Advanced practice in the original composition of poetry for discussion in regularly scheduled workshop meetings. The curriculum allows the student to develop writing skills, provides an introduction to the possibilities of contemporary literature and offers perspective on the places of literature among the liberal arts.
Advanced practice in the original composition of fiction for discussion in regularly scheduled workshop meetings. The curriculum allows the student to develop writing skills, provides an introduction to the possibilities of contemporary literature and offers perspective on the place of literature among the liberal arts.
A continuation of work begun in Introductory Playwriting, in this class, students will complete either one full-length play or two long one-acts (40-60 pages) to the end of gaining a firmer understanding of characterization, dialogue, structure, and the playwriting process. In addition to questions of craft, an emphasis will be placed on the formation of healthy creative habits and the sharpening of critical and analytical skills through reading and responding to work of both fellow students and contemporary playwrights of note.
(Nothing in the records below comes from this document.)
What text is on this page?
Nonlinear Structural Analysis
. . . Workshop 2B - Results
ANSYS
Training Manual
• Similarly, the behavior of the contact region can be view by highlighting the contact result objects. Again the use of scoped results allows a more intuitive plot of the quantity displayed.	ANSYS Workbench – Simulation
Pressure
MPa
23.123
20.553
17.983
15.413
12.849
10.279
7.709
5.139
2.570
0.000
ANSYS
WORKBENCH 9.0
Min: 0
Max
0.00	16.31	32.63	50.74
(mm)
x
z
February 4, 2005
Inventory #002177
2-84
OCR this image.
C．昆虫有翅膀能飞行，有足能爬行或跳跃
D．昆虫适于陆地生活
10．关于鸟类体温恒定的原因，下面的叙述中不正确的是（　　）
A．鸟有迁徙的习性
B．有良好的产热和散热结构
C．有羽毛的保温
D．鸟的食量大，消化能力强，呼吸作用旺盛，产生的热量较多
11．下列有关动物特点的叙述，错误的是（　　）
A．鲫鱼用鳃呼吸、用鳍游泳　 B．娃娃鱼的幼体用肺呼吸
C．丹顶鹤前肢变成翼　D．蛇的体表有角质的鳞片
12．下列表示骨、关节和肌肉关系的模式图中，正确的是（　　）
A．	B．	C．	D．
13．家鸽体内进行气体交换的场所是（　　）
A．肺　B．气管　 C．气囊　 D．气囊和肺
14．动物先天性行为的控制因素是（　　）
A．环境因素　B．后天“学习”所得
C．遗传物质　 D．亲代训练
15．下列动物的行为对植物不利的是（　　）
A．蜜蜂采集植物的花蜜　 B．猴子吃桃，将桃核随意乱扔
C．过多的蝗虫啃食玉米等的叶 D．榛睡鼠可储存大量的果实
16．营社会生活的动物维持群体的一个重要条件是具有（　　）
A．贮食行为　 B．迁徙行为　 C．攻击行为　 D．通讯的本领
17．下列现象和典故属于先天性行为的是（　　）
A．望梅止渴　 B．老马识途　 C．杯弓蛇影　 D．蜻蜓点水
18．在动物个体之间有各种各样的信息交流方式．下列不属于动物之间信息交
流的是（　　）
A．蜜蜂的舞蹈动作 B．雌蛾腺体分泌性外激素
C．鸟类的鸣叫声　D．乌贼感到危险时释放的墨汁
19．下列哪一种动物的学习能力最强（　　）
In-depth look into current US issues, with emphasis on democracy and the question 'What is America?'-socially, culturally, politically. Seminar immerses students into nonfiction literature, particularly as it illuminates the idea of "America" and the state of "Americans". Together we explore seminal non-fiction writing about America, the better to hone students' ability to think and write critically about the public sphere, and to write intelligently about their lives. Seminar examines how major writers, and students, best integrate research, socio-political analysis, literary skill, to craft publicly valuable, self-revelatory writing.
This workshop class will introduce students to the fundamental elements of developing and writing a TV series in the current "golden age of television." Students will watch television pilots, read pilot episodes and engage in in-depth discussions about story, series engine, season arcs, character, structure, tone and dialogue, which will be applied to their work.
Taught by Bridget Kearney (Lake Street Dive) and Stew (Passing Strange) with class visits from guest singer/songwriters and music critics, this course is an introduction to the art of writing words for music, an art at the core of our literary tradition from the Beowulf poet through Lord Byron and Bessie Smith to Bob Dylan and the Notorious B.I.G.. Composers, writers and performers will have the opportunity to work in small songwriting teams to respond to such emotionally charged themes as Gratitude, Loss, Protest, Desire, Joyousness, Remorse, and Defiance.